Prima dell’ingresso nel governo Draghi, era riuscita a tenere il filo del rapporto tra Berlusconi e gli amministratori locali, sempre più attratti però dalla doppia offerta: di Matteo Salvini e di Giorgia Meloni. “Se devi parlare con Forza Italia in Lombardia – confessa un luogotenente di Salvini di stanza al Pirellone (che preferisce restare nell’ombra) – non sai a più a chi telefonare”. Resta solo Licia Ronzulli (già infermiera al Galeazzi e poi super mediatrice nella vendita del Milan), nominata da Berlusconi “responsabile dei rapporti con gli alleati”. Ma, tra i consiglieri rimasti fedeli a FI, c’è chi insinua: “Ronzulli è da sempre troppo vicina a Salvini”. Sta di fatto che la fuga da Forza Italia continua: il sindaco di Sesto San Giovanni (la ex Stalingrado), Roberto Di Stefano è passato tempo fa armi e bagagli (e moglie) con Salvini, mentre l’eurodeputato Stefano Maullu ha scelto la sponda di Giorgia Meloni. Il coordinatore regionale, Massimiliano Salini, ciellino, persona preparata, preferisce il suo ruolo a Strasburgo. Quando è a Milano tenta di contenere la grande fuga dei suoi al Pirellone. In vista delle prossime elezioni, con Forza Italia al 7 per cento (se va bene) infatti lo sport preferito, per chi vuole restare in sella, è accasarsi altrove.
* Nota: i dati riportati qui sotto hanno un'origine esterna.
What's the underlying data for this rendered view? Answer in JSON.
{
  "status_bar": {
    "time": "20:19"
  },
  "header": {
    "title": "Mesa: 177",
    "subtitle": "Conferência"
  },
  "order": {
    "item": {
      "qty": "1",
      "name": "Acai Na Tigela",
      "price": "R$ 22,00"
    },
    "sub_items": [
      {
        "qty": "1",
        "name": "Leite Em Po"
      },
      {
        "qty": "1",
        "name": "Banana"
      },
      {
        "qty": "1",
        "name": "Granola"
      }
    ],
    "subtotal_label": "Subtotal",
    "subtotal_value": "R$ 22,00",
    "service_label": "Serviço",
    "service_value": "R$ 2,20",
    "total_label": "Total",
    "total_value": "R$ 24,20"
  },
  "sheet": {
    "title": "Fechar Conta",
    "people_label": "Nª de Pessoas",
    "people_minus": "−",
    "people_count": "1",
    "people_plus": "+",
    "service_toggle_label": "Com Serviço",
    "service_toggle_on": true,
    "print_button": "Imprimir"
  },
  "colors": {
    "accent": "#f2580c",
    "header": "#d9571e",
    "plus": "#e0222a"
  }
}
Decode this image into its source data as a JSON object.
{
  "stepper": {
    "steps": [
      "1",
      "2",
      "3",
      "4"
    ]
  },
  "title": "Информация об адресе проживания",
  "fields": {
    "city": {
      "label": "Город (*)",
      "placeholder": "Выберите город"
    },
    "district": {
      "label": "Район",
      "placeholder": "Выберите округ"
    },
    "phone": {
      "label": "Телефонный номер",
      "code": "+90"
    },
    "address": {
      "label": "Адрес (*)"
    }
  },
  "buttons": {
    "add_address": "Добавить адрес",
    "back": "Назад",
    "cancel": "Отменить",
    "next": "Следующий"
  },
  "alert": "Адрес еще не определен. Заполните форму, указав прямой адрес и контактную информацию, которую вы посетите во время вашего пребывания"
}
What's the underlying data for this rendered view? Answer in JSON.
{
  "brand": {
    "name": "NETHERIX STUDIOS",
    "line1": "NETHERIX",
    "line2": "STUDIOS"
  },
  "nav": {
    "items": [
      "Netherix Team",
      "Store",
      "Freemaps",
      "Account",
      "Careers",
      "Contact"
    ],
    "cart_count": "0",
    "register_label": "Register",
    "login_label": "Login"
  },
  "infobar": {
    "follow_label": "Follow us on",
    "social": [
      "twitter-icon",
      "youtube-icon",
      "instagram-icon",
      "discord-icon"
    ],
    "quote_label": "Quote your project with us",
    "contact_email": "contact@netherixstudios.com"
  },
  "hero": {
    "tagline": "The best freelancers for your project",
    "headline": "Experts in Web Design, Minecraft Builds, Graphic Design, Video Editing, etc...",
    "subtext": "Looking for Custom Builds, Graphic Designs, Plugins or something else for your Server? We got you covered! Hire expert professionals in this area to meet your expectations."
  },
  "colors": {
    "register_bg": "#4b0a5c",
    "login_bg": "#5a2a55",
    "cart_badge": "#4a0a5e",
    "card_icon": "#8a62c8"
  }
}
E poi c’è il Cav. Chi frequenta la dimora di Arcore non ha molto da dire, il Cav. ha passato gli ultimi mesi tra Châteauneuf-de-Grasse, Valbonne, nel villone della figlia e il San Raffaele. Qualche telefonata, pochissime call su Zoom e a tirare le fila da Roma un algido Antonio Tajani. La macchina da guerra di Silvio Berlusconi è rimasta senza munizioni e con un esercito in ritirata. La ridotta di Milano, alle amministrative, può rappresentare la vita o la morte per il movimento nato nel ’94, ma serve il candidato giusto, per insidiare Beppe Sala.
Dopo il default di Gabriele Albertini l’unica risposta sembra essere quella del sempre giovane Maurizio Lupi, che Salvini non vuole. Anche perché un Sala a trazione smart-green, formato “15 minuti”, che, invocando nuove alleanze politiche (mentre ha già creato in laboratorio sei nuove liste), mette in un angolo il Pd, fa fatica a convincere l’anima riformista della città. Si apre una ferita nel fragile tessuto socio politico ambrosiano: i moderati rischiano di perdere ogni riferimento. Nella patria del riformismo, dove né Matteo Renzi né Carlo Calenda hanno saputo far germogliare la loro offerta politica, l’addio di Forza Italia rischia di portare con sé una parte necessaria della cultura ambrosiana.